I was surprised to stumble across this - where I believe a muting of the speaker sound in MS-Windows carried through to GNU/Linxu - and I am still not 100% certain I believe this.
For a while I could not get ‘speaker sound’ to properly work on my Lenovo X1 Gen9 laptop with a fresh LEAP-15.6 install (earlier today). Headset sound worked fine. I tried different sof-firmware versions that made no difference. I checked all the standard places (alsamixer, pavucontrol, amixer, ran alsa-info.sh to check configuration) where in particular pavucontrol indicated sound should be coming out of the speakers - but there was next to no sound (there was thou a very quiet scratching sound in the speakers (where if all volume controls turned up 100% (some even to 150%) . I speculated this ‘scratching’ could be the sound muted massively.

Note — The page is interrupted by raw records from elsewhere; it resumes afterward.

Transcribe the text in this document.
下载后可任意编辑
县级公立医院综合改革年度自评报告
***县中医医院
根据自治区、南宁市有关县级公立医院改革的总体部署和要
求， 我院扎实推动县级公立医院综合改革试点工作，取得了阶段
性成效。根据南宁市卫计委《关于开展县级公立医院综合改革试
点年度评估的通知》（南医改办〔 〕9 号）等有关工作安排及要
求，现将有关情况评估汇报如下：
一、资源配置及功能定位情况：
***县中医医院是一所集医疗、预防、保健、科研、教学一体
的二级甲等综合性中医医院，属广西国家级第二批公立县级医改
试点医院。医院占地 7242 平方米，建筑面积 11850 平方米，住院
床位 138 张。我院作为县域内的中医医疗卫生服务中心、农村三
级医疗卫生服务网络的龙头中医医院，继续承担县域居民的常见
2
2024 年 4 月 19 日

Note that if I plugged in a headphone would I get very good sound.
I tried all the standard sound tests to confirm this (aplay, speaker-test, yast, various apps).
I noted sound worked ok under LEAP-15.3 the previous day.
I booted to a LEAP-15.6 KDE live USB just to confirm this was not a bad install (in my LEAP-15.6) and sound did not work there either - which was funny - as a couple days earlier I had sound working with this LEAP-15.6 KDE live USB. So I started(1) questioning my memory about that previous live USB test, and (2) being suspicious of a LEAP-15.6 kernel or sof-firmware bug (?) .
I decided to test sound under MS-Windows (I have a dual boot there I never hardly ever use). When I went to Windows, and tried to play sound (youtube video) and there was no sound until I noted in Windows that the volume was muted. I unmuted the volume in MS-Windows and immediately sound worked fine in the speakers in MS-Windows!
Suspicious there could be more to this I then booted to LEAP-15.6, and sound worked fine immediately now in LEAP-15.6 with the speakers in this Lenovo laptop. Go figure.
I speculate MS-Windows can mute/unmute the sound at a different level (?) relative to the hardware then LEAP? But that is speculation. If such is the case, GNU/Linux should be able to do the same - and that still makes me think GNU/Linux could have a bug here.
This was most bizzare. I don’t ever recall encountering such before.
In case any are curious … here is the " inxi -Aa " output.
Audio:
Device-1: Intel Tiger Lake-LP Smart Sound Audio vendor: Lenovo
driver: sof-audio-pci-intel-tgl
alternate: snd_hda_intel,snd_sof_pci_intel_tgl bus-ID: 00:1f.3
chip-ID: 8086:a0c8 class-ID: 0403
API: ALSA v: k6.4.0-150600.21-default status: kernel-api with: aoss
type: oss-emulator tools: alsactl,alsamixer,amixer
Server-1: PipeWire v: 1.0.5 status: off with: 1: wireplumber
status: active 2: pw-jack type: plugin tools: pw-cat,pw-cli,wpctl
Server-2: PulseAudio v: 17.0 status: active with: pulseaudio-alsa
type: plugin tools: pacat,pactl,pavucontrol
That was an interesting investigation.
I am now back to fine tuning my LEAP-15.6, adding the apps that I like to have installed.